Infection, blocked nose, and prolonged healing can occur in a proportion of patients. This can be treated with antibiotics, and the vast majority of patients will have a full recovery within a few weeks. Hyposmia has been described in some patients (more frequently with concurrent turbinoplasty procedures; this usually resolves within 6 months. Intranasal adhesions can occur, but the use of silastic splints minimizes the risk of this. Lastly, patients may experience numbness to the upper teeth or lips; this is usually short-lived, and sensation returns within a few months.
Septoplasty is one of the most performed ENT procedures. Systematic reviews have revealed that long-term patient outcomes are favorable for many patients with septal deviation-related obstructive symptoms. However, despite this, a significant proportion of patients experience significant obstructive symptoms post-surgery, and satisfaction rates can be extremely variable (50% to 100% satisfaction).
Post-operative outcomes are commonly evaluated by patient satisfaction, quality of life outcomes, and symptom improvement. It is difficult to evaluate symptom improvement, given it is often very subjective, and objective measurements do not always align with patient perception. Some studies have shown a decline in long-term outcomes for patients. One study showed that 26% of patients had no nasal obstruction after 9 years, by comparison to 51% 9 months post-operatively. Another study reported that 53% of patients were symptom-free at 6 months post-operatively, but only 18% remained symptom-free at 34 to 70 months. This may demonstrate that the effects of surgery are short-lived for some patients.
Evaluation of candidates for surgery is done on a clinical basis, and it is not entirely clear in the literature what prognostic factors determine successful postoperative outcomes. A combination of objective and subjective measures to identify appropriate patients may help improve outcomes in the future.

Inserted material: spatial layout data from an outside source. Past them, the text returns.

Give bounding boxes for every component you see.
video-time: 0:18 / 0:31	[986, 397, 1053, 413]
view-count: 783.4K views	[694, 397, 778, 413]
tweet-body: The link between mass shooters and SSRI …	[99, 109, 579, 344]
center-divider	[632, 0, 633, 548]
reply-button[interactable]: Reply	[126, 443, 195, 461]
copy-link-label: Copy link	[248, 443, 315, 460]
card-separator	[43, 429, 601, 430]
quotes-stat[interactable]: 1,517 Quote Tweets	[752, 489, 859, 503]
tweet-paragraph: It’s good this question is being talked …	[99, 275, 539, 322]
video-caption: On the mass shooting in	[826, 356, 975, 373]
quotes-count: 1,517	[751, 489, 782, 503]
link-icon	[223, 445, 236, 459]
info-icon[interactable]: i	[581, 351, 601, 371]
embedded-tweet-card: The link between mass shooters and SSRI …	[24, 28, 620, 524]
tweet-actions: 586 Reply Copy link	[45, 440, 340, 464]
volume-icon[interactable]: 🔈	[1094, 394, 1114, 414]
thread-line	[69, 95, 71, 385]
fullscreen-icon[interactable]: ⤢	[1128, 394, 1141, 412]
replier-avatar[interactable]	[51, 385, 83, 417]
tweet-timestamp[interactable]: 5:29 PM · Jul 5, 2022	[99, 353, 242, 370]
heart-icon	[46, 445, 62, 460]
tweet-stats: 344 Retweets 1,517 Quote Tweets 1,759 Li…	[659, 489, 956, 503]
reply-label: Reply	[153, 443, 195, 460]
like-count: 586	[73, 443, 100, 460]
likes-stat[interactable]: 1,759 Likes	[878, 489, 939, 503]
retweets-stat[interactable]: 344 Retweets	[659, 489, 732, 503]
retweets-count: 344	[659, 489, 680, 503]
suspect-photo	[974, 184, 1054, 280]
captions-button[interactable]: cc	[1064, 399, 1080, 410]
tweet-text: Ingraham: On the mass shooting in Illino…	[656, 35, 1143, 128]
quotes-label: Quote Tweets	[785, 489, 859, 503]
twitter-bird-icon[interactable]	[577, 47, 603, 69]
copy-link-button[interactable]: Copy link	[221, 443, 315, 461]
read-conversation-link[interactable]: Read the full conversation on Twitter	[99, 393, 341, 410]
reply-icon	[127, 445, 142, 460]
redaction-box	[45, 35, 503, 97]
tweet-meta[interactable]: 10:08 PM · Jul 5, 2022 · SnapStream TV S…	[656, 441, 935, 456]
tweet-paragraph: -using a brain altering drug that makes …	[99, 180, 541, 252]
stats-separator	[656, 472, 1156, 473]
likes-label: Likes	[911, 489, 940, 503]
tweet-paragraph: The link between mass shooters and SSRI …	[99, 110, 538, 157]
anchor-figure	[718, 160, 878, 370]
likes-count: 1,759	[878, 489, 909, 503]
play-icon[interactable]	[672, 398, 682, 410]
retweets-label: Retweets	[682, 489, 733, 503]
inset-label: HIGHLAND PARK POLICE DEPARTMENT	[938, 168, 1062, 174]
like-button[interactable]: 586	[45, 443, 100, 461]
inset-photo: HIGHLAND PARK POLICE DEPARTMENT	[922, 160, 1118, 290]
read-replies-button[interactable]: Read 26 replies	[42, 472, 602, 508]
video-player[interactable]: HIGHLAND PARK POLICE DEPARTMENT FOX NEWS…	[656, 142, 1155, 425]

In countries such as the UK, which operate on a state-funded healthcare system, it is imperative to demonstrate that such operations have a significant impact on the quality of life and symptom burden to justify funding. Patients must be evaluated clinically, and evidence-based decisions for surgery in those most likely to benefit favorably post-operatively.
Enhancing Healthcare Team Outcomes
Managing patients who require septoplasty pre-, intra-, and post-operatively requires multidisciplinary team working. Outpatient assessment in ENT clinics requires a team of ENT surgeons, nurses, and administrative staff. Intra-operative staff (as aforementioned in the ‘Personnel’ section) are imperative to carry out the operation smoothly and successfully, minimizing complications.